Indian Lamb Koftas for Summer Feasting

It’s mid March and I keep mouthing the very words that you do. No, not “how on earth did I get here?” but the fascination that time does not stand still enough for one to enjoy that iced coffee without it starting to melt. So, you suck harder on that straw. And poof, two and a half months of the brand spanking new year have litearlly evaporated.

Please check in with me this time next year. I suspect this is a pattern repeated with equal measure regularity and surprise.

I find myself restless again. It’s a thing I battle with. I’m not sure if it’s specific to March, but it’s visiting me now. I’m busy, and I’m grateful for opportunities but I’m doing the deep breathing followed by languid sighing. A slight distraction and the extra effort is required to pull myself back into focus. It is particularly easy when I feel like this, to dip into daydream land and to ask those open, evocative (read: terrifying) questions about life and its meaning, about purpose and why afternoon teas are not more of a serious sport. It’s a wonderful time for creativity, if one had the time to indulge.

I’m back to being in the classroom during art class, staring out the open door, the one class during which I could tear my attention away from the words and formulas, and dream about countries unknown, people I’d never seen, food I’d never eaten, all the while moulding clay with my hands.

I live in my head. I’ve had to accept and embrace it. It’s been the most challenging but internally rewarding aspects of my personality.

A dish that I could probably make whilst daydreaming, because it is so familiar are these Lamb Koftas (just not during the pan frying part). I originally prepared the recipe here: Mrs Reddy’s Spicy Lamb Meatballs. In essence kofta translates to meatball, though the shape varies throughout the Middle East and South East Asia.

Mediterranean Delicacies approached me to craft a range of recipes to showcase some of their products. I have been buying their products for a long time, and they fit in well with the style of foods I enjoy preparing. We decided to inject a little spice to things, and I made these koftas using really beautiful lamb mince from Frankie Fenner Meat Merchants and I toasted cumin seeds, coriander seeds, curry leaves and a few cardamom pods. Once finely ground in a spice grinder, I added them to the mince. It’s not essential to add them to the mix, as originally this was intended as a quick recipe, but it adds glorious fragrance and  flavour.


500 g lamb mince
1 small onion, finely diced and fried till translucent
handful coriander leaves, chopped finely
1-2 large red chill chopped finely
1 tsp red chilli flakes (optional)
1 t ground cumin
1 t ground coriander powder
4 T dried breadcrumbs
1 large free range egg

salt, to taste


Spray n Cook/ grease a large baking sheet.
Mix all the ingredients together using a fork or your hands in a large bowl.
Roll into medium sized balls.
Pre-heat the oven to 180 degrees Celsius on lower rack but not lowest.
In a pan on the stove with a tablespoon on vegetable oil, fry koftas to brown and seal on high heat. A minute should be sufficient.
Bake koftas on the baking tray for 8 minutes till done to your liking.
Serve with Mediterranean Delicacies tzatziki and coriander and lime pesto (made using Mediterranean Delicacies pine nuts and olive oil)

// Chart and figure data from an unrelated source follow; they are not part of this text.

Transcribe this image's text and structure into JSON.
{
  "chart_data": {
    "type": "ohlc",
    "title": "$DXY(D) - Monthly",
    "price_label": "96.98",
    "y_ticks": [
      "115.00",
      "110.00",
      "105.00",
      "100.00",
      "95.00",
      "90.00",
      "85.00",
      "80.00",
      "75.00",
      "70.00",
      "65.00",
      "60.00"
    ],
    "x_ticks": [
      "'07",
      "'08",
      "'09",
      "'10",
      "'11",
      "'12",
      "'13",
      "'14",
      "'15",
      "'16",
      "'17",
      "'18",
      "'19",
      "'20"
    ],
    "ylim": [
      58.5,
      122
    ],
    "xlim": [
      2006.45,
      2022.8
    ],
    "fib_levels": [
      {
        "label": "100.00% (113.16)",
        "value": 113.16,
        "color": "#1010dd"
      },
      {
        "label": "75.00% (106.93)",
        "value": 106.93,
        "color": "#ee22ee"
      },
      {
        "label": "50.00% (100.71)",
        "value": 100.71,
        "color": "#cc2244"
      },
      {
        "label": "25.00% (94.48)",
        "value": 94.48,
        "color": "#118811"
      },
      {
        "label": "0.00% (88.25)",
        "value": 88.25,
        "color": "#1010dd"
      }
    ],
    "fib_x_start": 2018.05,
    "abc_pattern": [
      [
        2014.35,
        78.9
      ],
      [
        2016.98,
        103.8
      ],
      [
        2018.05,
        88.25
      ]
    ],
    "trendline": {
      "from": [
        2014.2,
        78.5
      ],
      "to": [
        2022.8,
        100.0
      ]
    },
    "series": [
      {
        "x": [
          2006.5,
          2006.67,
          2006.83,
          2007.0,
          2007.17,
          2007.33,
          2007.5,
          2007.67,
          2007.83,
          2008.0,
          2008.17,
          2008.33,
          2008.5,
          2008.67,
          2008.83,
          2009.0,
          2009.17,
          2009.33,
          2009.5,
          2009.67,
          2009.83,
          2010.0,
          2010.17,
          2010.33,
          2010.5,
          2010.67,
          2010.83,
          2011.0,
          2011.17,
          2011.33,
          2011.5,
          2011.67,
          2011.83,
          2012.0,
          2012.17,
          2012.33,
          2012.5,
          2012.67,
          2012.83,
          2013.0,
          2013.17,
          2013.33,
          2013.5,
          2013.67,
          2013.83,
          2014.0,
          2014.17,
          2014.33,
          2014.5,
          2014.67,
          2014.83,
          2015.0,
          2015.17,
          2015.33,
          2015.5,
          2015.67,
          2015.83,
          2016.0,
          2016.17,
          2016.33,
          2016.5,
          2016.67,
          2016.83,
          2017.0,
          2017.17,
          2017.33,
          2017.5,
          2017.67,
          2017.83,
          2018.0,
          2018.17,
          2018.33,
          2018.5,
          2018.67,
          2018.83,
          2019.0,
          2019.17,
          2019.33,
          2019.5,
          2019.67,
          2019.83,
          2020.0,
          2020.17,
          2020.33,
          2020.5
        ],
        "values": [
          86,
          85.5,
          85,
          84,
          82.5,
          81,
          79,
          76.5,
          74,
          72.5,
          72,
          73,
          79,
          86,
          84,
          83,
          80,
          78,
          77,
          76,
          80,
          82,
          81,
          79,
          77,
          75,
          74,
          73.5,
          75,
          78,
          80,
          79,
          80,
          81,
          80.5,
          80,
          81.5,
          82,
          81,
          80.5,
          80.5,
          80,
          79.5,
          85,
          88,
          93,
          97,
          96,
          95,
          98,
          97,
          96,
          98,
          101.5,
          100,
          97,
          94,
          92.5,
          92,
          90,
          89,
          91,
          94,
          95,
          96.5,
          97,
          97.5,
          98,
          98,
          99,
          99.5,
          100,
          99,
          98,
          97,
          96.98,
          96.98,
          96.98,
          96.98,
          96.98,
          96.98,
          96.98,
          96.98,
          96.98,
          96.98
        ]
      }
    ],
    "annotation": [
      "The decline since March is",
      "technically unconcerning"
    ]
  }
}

Suggestion: Arrange in a pita with griddled courgette strips and these dips for a quick and filling picnic meal.

Coriander & Lime Pesto


60 g pine nuts
30 g coriander, discard hard stalks
1 spring onions, chopped roughly
1 small clove garlic
120 ml extra virgin olive oil
2 small limes zested and squeezed
1 medium lemon, zested and juiced
salt, to taste


Blend all ingredients in a bowl using a stick blender, pouring the olive oil in a steady stream until a smooth consistency is attained. Adjust seasoning. If you prefer a thinner pesto, add more olive oil.

Keeps two days in the fridge – though it never keeps more than an afternoon in our house.